Monday, May 7, 2012

Reframing my ideas about the back garden

Between last year's drought, this year's construction, and the ravaging affects of four dogs, the back garden is a worn and weary place. Much still survives back there, however, including my optimism. This is a perfect opportunity to rethink the garden design and to create something that is much more resistant to tough, dry years like the one we just had here on the Southern High Plains. I think that's important because like it or not, believe it or not, climate change is already happening, and I think there is a strong chance we'll see more tough years in the future.

So maybe it seems funny to you that I'm talking about optimism and a tough climate future in the same paragraph, but there it is. Change is here; might as well start figuring out how we're going to live with it. It is time to reframe our thinking about the garden.

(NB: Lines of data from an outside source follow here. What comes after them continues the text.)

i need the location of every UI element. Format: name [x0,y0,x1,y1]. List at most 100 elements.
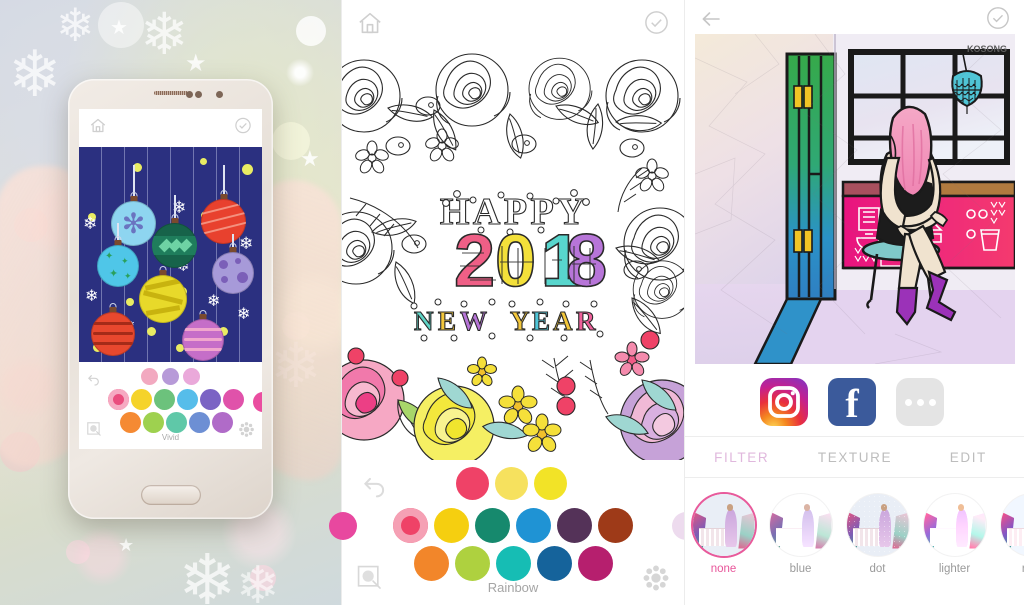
filter-option-lighter[interactable]: lighter [916,486,993,575]
filter-option-dot[interactable]: dot [839,486,916,575]
color-swatch[interactable] [557,508,592,543]
color-swatch[interactable] [598,508,633,543]
ornament[interactable] [182,310,224,361]
svg-text:0: 0 [495,219,535,302]
svg-text:E: E [532,306,552,336]
snowflake-decoration: ❄ [236,557,280,605]
facebook-share-button[interactable]: f [828,378,876,426]
color-swatch[interactable] [154,389,175,410]
star-decoration: ★ [110,17,128,39]
undo-icon[interactable] [360,472,390,507]
share-filter-panel: KOSONG f FILTER TEXTURE EDIT none blue d… [684,0,1024,605]
color-swatch[interactable] [537,546,572,581]
back-arrow-icon[interactable] [699,7,723,36]
color-swatch[interactable] [131,389,152,410]
color-swatch[interactable] [120,412,141,433]
effect-tabs: FILTER TEXTURE EDIT [685,436,1024,478]
star-decoration: ★ [300,146,320,171]
color-swatch[interactable] [189,412,210,433]
filter-label: rain [1021,563,1024,575]
check-circle-icon[interactable] [986,6,1010,35]
filter-label: none [710,563,737,575]
filter-label: lighter [938,563,971,575]
check-circle-icon[interactable] [644,10,669,40]
share-row: f [685,368,1024,436]
color-swatch[interactable] [177,389,198,410]
color-swatch[interactable] [166,412,187,433]
color-swatch[interactable] [434,508,469,543]
svg-text:R: R [576,306,598,336]
color-swatch[interactable] [516,508,551,543]
phone-home-button[interactable] [140,485,201,505]
palette-name-label: Rainbow [487,580,539,595]
color-swatch[interactable] [455,546,490,581]
more-share-button[interactable] [896,378,944,426]
editor-topbar [342,0,684,48]
color-swatch[interactable] [212,412,233,433]
color-swatch-selected[interactable] [393,508,428,543]
phone-front-camera [216,91,223,98]
svg-text:W: W [460,306,489,336]
gear-icon[interactable] [642,564,670,597]
color-swatch[interactable] [475,508,510,543]
phone-artwork-canvas[interactable]: ❄ ❄ ❄ ❄ ❄ ❄ ❄ ❄ ✻ [79,147,262,362]
attribution-watermark [196,527,199,537]
color-swatch[interactable] [143,412,164,433]
check-circle-icon[interactable] [234,117,252,140]
svg-text:A: A [553,306,575,336]
color-swatch[interactable] [253,392,262,412]
bokeh-light [296,16,326,46]
color-swatch[interactable] [578,546,613,581]
snowflake-decoration: ❄ [140,2,189,67]
gear-icon[interactable] [238,421,255,443]
ornament[interactable] [91,303,135,356]
bokeh-light [66,540,90,564]
filter-label: blue [789,563,812,575]
phone-sensor-dot [195,91,202,98]
filter-thumbnail [692,494,755,556]
home-icon[interactable] [89,117,107,140]
tab-texture[interactable]: TEXTURE [798,437,911,477]
color-swatch[interactable] [183,368,200,385]
color-swatch[interactable] [141,368,158,385]
svg-text:2: 2 [454,219,494,302]
color-swatch[interactable] [534,467,567,500]
ornament[interactable] [212,234,254,294]
instagram-share-button[interactable] [760,378,808,426]
ornament[interactable] [152,195,197,268]
filter-option-blue[interactable]: blue [762,486,839,575]
filter-option-none[interactable]: none [685,486,762,575]
color-swatch[interactable] [456,467,489,500]
filter-thumbnail [846,494,909,556]
app-root: ❄ ❄ ❄ ❄ ❄ ❄ ★ ★ ★ ★ ★ ★ [0,0,1024,605]
phone-speaker-grille [153,91,188,95]
result-artwork[interactable]: KOSONG [695,34,1015,364]
home-icon[interactable] [357,10,383,41]
tab-filter[interactable]: FILTER [685,437,798,477]
filter-option-rain[interactable]: rain [993,486,1024,575]
color-swatch[interactable] [414,546,449,581]
filter-thumbnail [1000,494,1024,556]
snowflake-decoration: ❄ [56,0,95,51]
tab-edit[interactable]: EDIT [912,437,1024,477]
color-swatch-edge-left[interactable] [329,512,357,540]
color-swatch[interactable] [223,389,244,410]
ornament[interactable] [201,165,246,244]
color-swatch[interactable] [200,389,221,410]
phone-color-palette: Vivid [79,362,262,449]
promo-phone-panel: ❄ ❄ ❄ ❄ ❄ ❄ ★ ★ ★ ★ ★ ★ [0,0,341,605]
svg-text:Y: Y [510,306,532,336]
color-swatch[interactable] [496,546,531,581]
ornament[interactable]: ✦ ✦ ✦ ✦ [97,223,139,287]
filter-label: dot [869,563,886,575]
coloring-artwork[interactable]: HAPPY 2 0 1 8 N E W Y E A R [342,48,684,460]
undo-icon[interactable] [86,372,102,393]
color-swatch[interactable] [495,467,528,500]
filter-strip[interactable]: none blue dot lighter r [685,486,1024,605]
svg-text:8: 8 [566,219,606,302]
snowflake-decoration: ❄ [178,541,237,605]
color-swatch[interactable] [162,368,179,385]
color-swatch-selected[interactable] [108,389,129,410]
ornament[interactable] [139,266,187,323]
filter-thumbnail [923,494,986,556]
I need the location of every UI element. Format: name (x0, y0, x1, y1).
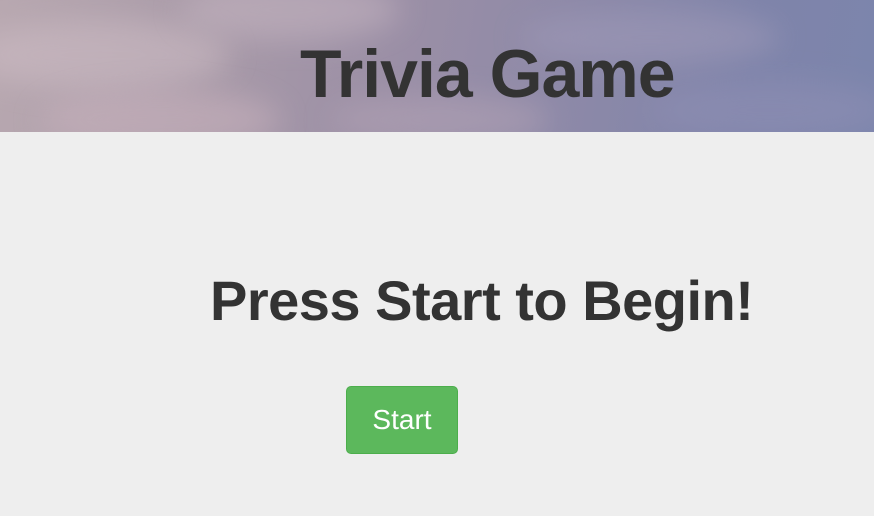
cloud-decoration (0, 20, 230, 90)
header-banner: Trivia Game (0, 0, 874, 132)
cloud-decoration (40, 90, 280, 132)
cloud-decoration (650, 80, 874, 132)
start-prompt: Press Start to Begin! (210, 269, 754, 332)
start-button[interactable]: Start (346, 386, 458, 454)
page-title: Trivia Game (300, 36, 676, 112)
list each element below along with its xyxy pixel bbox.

So here are some before photos of the back garden in its current beat up, drought stricken state:

Trust me, it used to be a lovely place--a kind of sylvan woodland glade, if you will. Alas, it is no more, and it will never be that again. An arid climate simply will not support many of the plants that might have once thrived here. Despair not, however, for over the next couple of years it will be reborn as a high desert courtyard space, with Mexican/Morrocan/Texas influences. That blue pot fountain in the photo above is new, and should provide a hint of things to come. I'll start first with the hardscaping, since it is already too late to be planting anything with any hopes of establishing it before the heat hits. First up on the project list (hopefully this coming weekend) is to build new corrugated sheet metal planter boxes using recycled redwood for this patio area:
 I'll keep you posted on my progress.

P.S. that new siding looks awesome, don't you think? And the best part? The house no longer leaks like a sieve in a hard thunderstorm.